The research is a collaborative effort between German and Chinese researchers that addresses the spatial and temporal variability of temperature extremes. The study focuses on upon trends and abrupt features of maximum and minimum temperatures in Xinjiang Autonomous Region, China.

The result of the study was published on the recent issue of International Journal of Climatology, entitled “Observed changes in maximum and minimum temperatures in Xinjiang autonomous region, China”.

 “Our study shows that the high temperature extremes tend to occur in El Niño years,” said TAO Hui, leading author of the research, and also a researcher with the Xinjiang Institute of Ecology and Geography, Chinese Academy of Sciences.

The study suggests that circulation anomalies in geopotential height at 500 hPa can be associated with the hottest and coldest months in Xinjiang, which locates in the northwest of China with an inner-continental climate, with a high daily temperature range, extreme cold winter, and extremely hot summer.
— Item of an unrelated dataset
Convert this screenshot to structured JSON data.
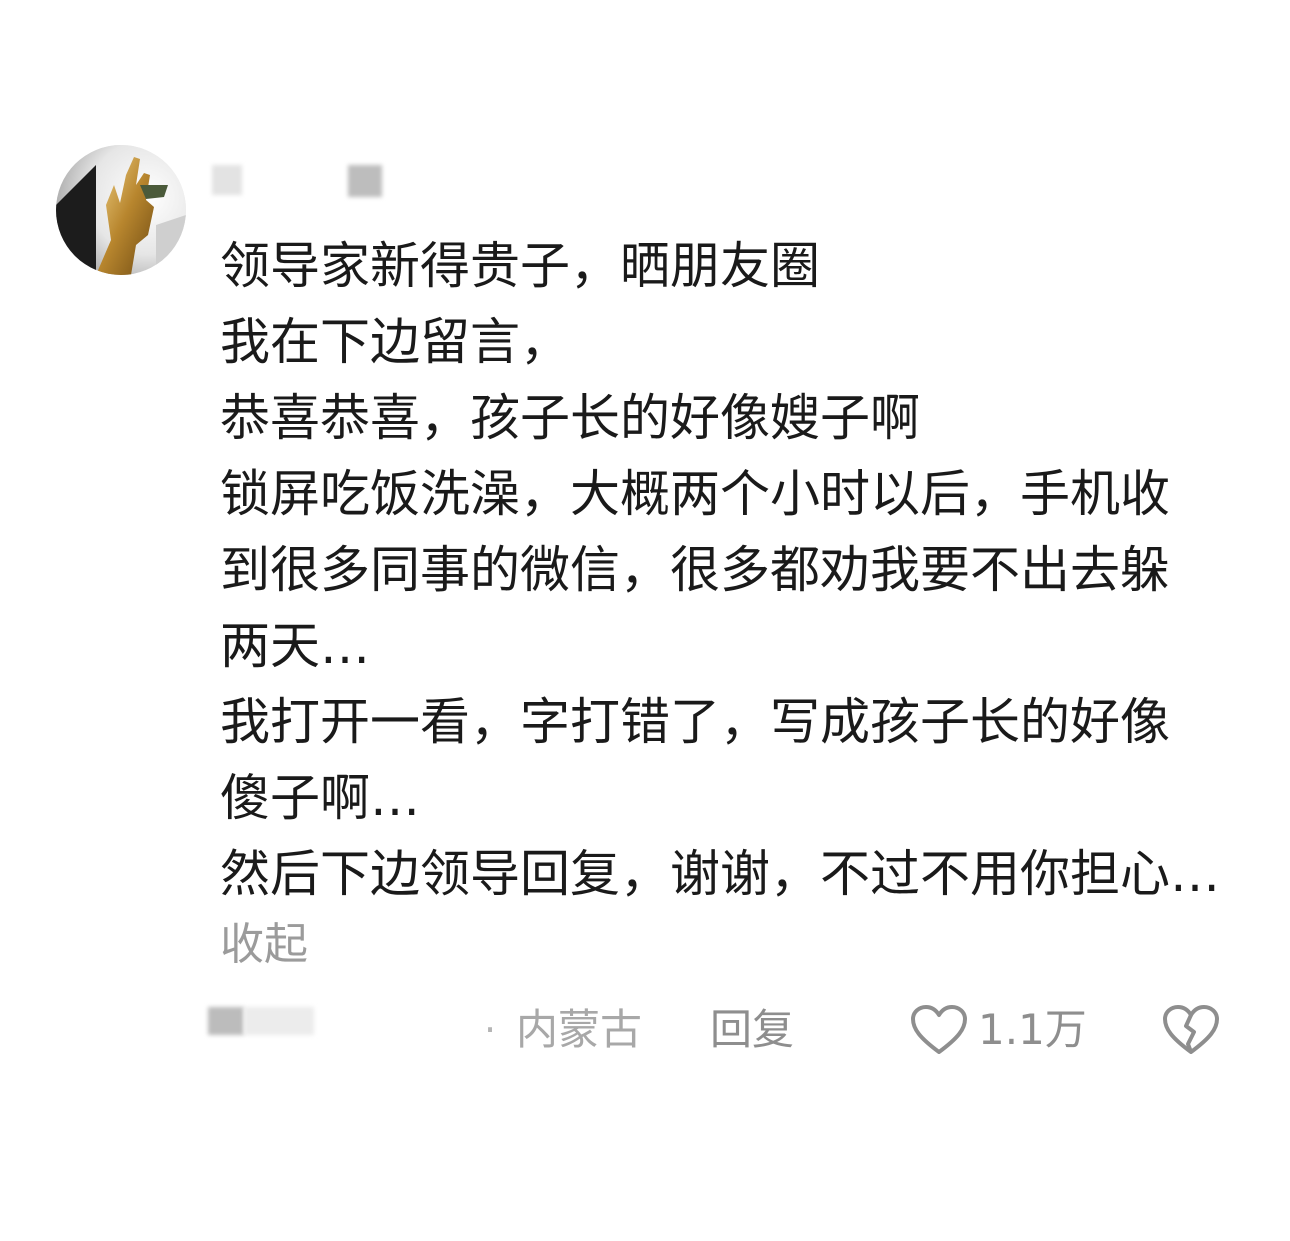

Geopotential height is a vertical coordinate referenced to Earth's mean sea level — an adjustment to geometric height using the variation of gravity with latitude and elevation.

Analysis of anomalies in geopotential height at 500 hPa reveals that, three regions links with extreme high temperature in Xinjiang, the east of the Ural Mountains, the North Atlantic, and the Okhotsk Sea. While in winter, extreme low temperature is mainly controlled by the high values of the geopotential height at 500 hPa over the east of the Ural Mountains and the North Atlantic.

“It is apparent that the geopotential height anomalies over the Greenland and the east of the Ural Mountains are closely related to the hot and cold spells,” said TAO.

China has seen a significant change of extreme weather events in the recent decades, resulted in major damage to important agricultural regions and vulnerable ecosystems, large losses of human life, and high financial costs.

Identification of key factors related to extreme weather will provide more useful information for future predictions, and therefore boost the disaster prevention and reduction in this region, according to TAO.